Justice Mojisola Olatoregun of the Federal High Court in Lagos yesterday admitted in evidence, an extrajudicial statement made by Justine Erukaa, a Special Assistant to former Minister of State for Defence, Senator Musiliu Obanikoro, who is now deceased.
The judge, while ruling on the admissibility of the document, held that it is admissible in law but that the court would determine the weight to be attached to it later during the course of the trial.
LEADERSHIP recalls that Olalekan Ojo (SAN) counsel to Spotless Limited, a company owned by a former Governor of Ekiti State, Ayodele Fayose, had urged the court to admit the extra-judicial statement in evidence because it was very important to his client’s case.
He argued that the most important element for consideration, in situations like this, is the relevance of the document sought to be tendered and that the statement is different from the weight that the court would attached to it at the end of the case.
But the counsel to the Economic and Financial Crimes Commission (EFCC), Rotimi Jacobs asked the court to dismiss the argument of the defence lawyer because the extrajudicial statement is a hearsay evidence.
He submitted that the only use that the document can be put to is to contradict the maker but since the maker is not charge or is a witness in the case the statement cannot be tendered or admitted as an exhibit in the case.
In her ruling on Monday, Justice Olatoregun held that Sections 39 and 49 of the Evidence Act make such a document admissible.
The judge stated that the issue was what weight the court would attach to the statement, which was the court’s to determine.
The EFCC had in the charge accused Fayose and one Abiodun Agbele of taken possession of the sum of N1.2 billion on June 17, 2014, for purposes of funding his gubernatorial election campaign in Ekiti State, which sum they reasonably ought to have known formed part of crime proceeds.
He, however, pleaded not guilty to 11-count charge last October 22 when it was read to him.
While being cross examination yesterday, Obanikoro testified that there were no records of the money sent to him from the office NSA.
He said, “We’re dealing with security issues.
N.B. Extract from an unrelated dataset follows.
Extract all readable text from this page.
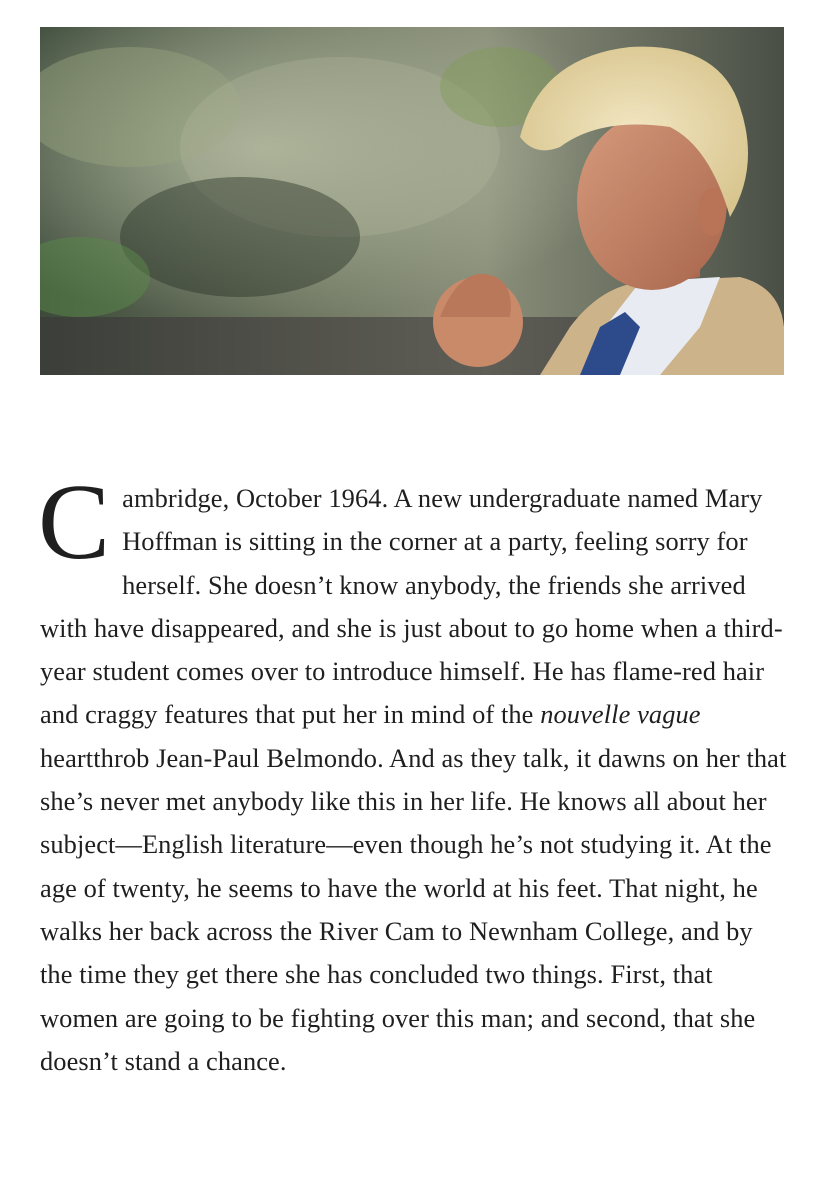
C ambridge, October 1964. A new undergraduate named Mary Hoffman is sitting in the corner at a party, feeling sorry for herself. She doesn’t know anybody, the friends she arrived with have disappeared, and she is just about to go home when a third-year student comes over to introduce himself. He has flame-red hair and craggy features that put her in mind of the nouvelle vague heartthrob Jean-Paul Belmondo. And as they talk, it dawns on her that she’s never met anybody like this in her life. He knows all about her subject—English literature—even though he’s not studying it. At the age of twenty, he seems to have the world at his feet. That night, he walks her back across the River Cam to Newnham College, and by the time they get there she has concluded two things. First, that women are going to be fighting over this man; and second, that she doesn’t stand a chance.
It can be called anything just to protect the transactions. They can be characterised as anything.”
The former Minister also claimed that there was no contract awarded before the fund was transferred, adding that he supervised Sylvan Mcnamara Ltd’s account from which the fund was disbursed.
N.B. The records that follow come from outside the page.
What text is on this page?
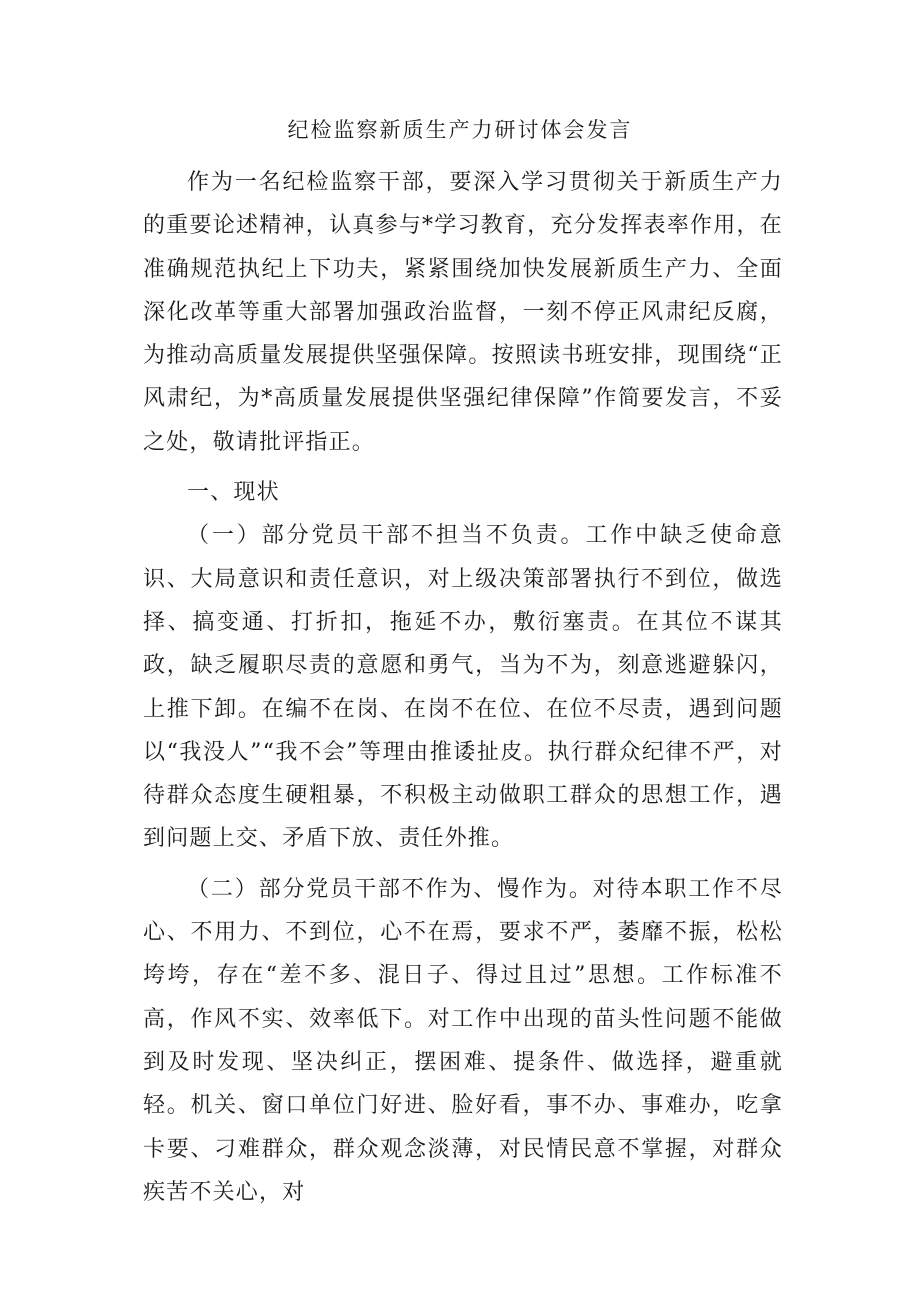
纪检监察新质生产力研讨体会发言

作为一名纪检监察干部，要深入学习贯彻关于新质生产力的重要论述精神，认真参与*学习教育，充分发挥表率作用，在准确规范执纪上下功夫，紧紧围绕加快发展新质生产力、全面深化改革等重大部署加强政治监督，一刻不停正风肃纪反腐，为推动高质量发展提供坚强保障。按照读书班安排，现围绕“正风肃纪，为*高质量发展提供坚强纪律保障”作简要发言，不妥之处，敬请批评指正。

一、现状

（一）部分党员干部不担当不负责。工作中缺乏使命意识、大局意识和责任意识，对上级决策部署执行不到位，做选择、搞变通、打折扣，拖延不办，敷衍塞责。在其位不谋其政，缺乏履职尽责的意愿和勇气，当为不为，刻意逃避躲闪，上推下卸。在编不在岗、在岗不在位、在位不尽责，遇到问题以“我没人”“我不会”等理由推诿扯皮。执行群众纪律不严，对待群众态度生硬粗暴，不积极主动做职工群众的思想工作，遇到问题上交、矛盾下放、责任外推。

（二）部分党员干部不作为、慢作为。对待本职工作不尽心、不用力、不到位，心不在焉，要求不严，萎靡不振，松松垮垮，存在“差不多、混日子、得过且过”思想。工作标准不高，作风不实、效率低下。对工作中出现的苗头性问题不能做到及时发现、坚决纠正，摆困难、提条件、做选择，避重就轻。机关、窗口单位门好进、脸好看，事不办、事难办，吃拿卡要、刁难群众，群众观念淡薄，对民情民意不掌握，对群众疾苦不关心，对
He said funds paid into the account were for the security of Lagos, and for election purposes in Ekiti and Osun states.
“I only took supervisory responsibility of the account during the transactions for Lagos, Ekiti and Osun.
“No contract was signed. Matters of election can be matters of security. Political matters can also be security-related,” Obanikoro said.
Asked if he would be surprised that the ONSA denied paying N2.2billion to Sylvan Mcnamara’s account, Obanikoro said: “I won’t be surprised.”
The matter continues today.
The anti-graft agency also alleged that Fayose received a cash payment of the sum of five million dollars, (about N1.8 billion) from the then Minister of State for Defence, Sen. Musiliu Obanikoro, without going through any financial institution and which sum exceeded the amount allowed by law.
The commission further accused the former governor of taken possession of the sum of N1.2 billion on June 17, 2014 for purposes of funding his gubernatorial election campaign in Ekiti State, which sum they reasonably ought to have known formed part of crime proceeds.
The EFCC also alleged that Fayose received a cash payment of the sum of five million dollars, (about N1.8 billion) from the then Minister of State for Defence, Sen. Musiliu Obanikoro, without going through any financial institution and which sum exceeded the amount allowed by law.
The commission further claimed that the accused persons allegedly retained the sum of N300 million in his Zenith Bank account and took control of the aggregate sums of about N622 million which sum he ought to have known formed part of crime proceeds.
Fayose was alleged to have procured De Privateer Ltd and Still Earth Ltd, to retain in their Zenith and FCMB accounts, the aggregate sums of N851 million which they reasonably ought to have known formed part of crime proceeds.
The accused persons was also alleged to have used the aggregate sums of about N1.6 billion to acquire properties in Lagos and Abuja, which sums he reasonably ought to have known formed part of crime proceeds.
The accused was also alleged to have used the sum of N200 million, to acquire a property in Abuja, in the name of his elder sister Moji Oladeji, which sum he ought to know also forms crime proceeds.
The offences contravenes the provisions of sections 15(1), 15 (2), 15 (3), 16(2)(b), 16 (d), and 18 (c) of the Money Laundering Prohibition Act 2011.
The accused persons, however, pleaded not guilty to the charge.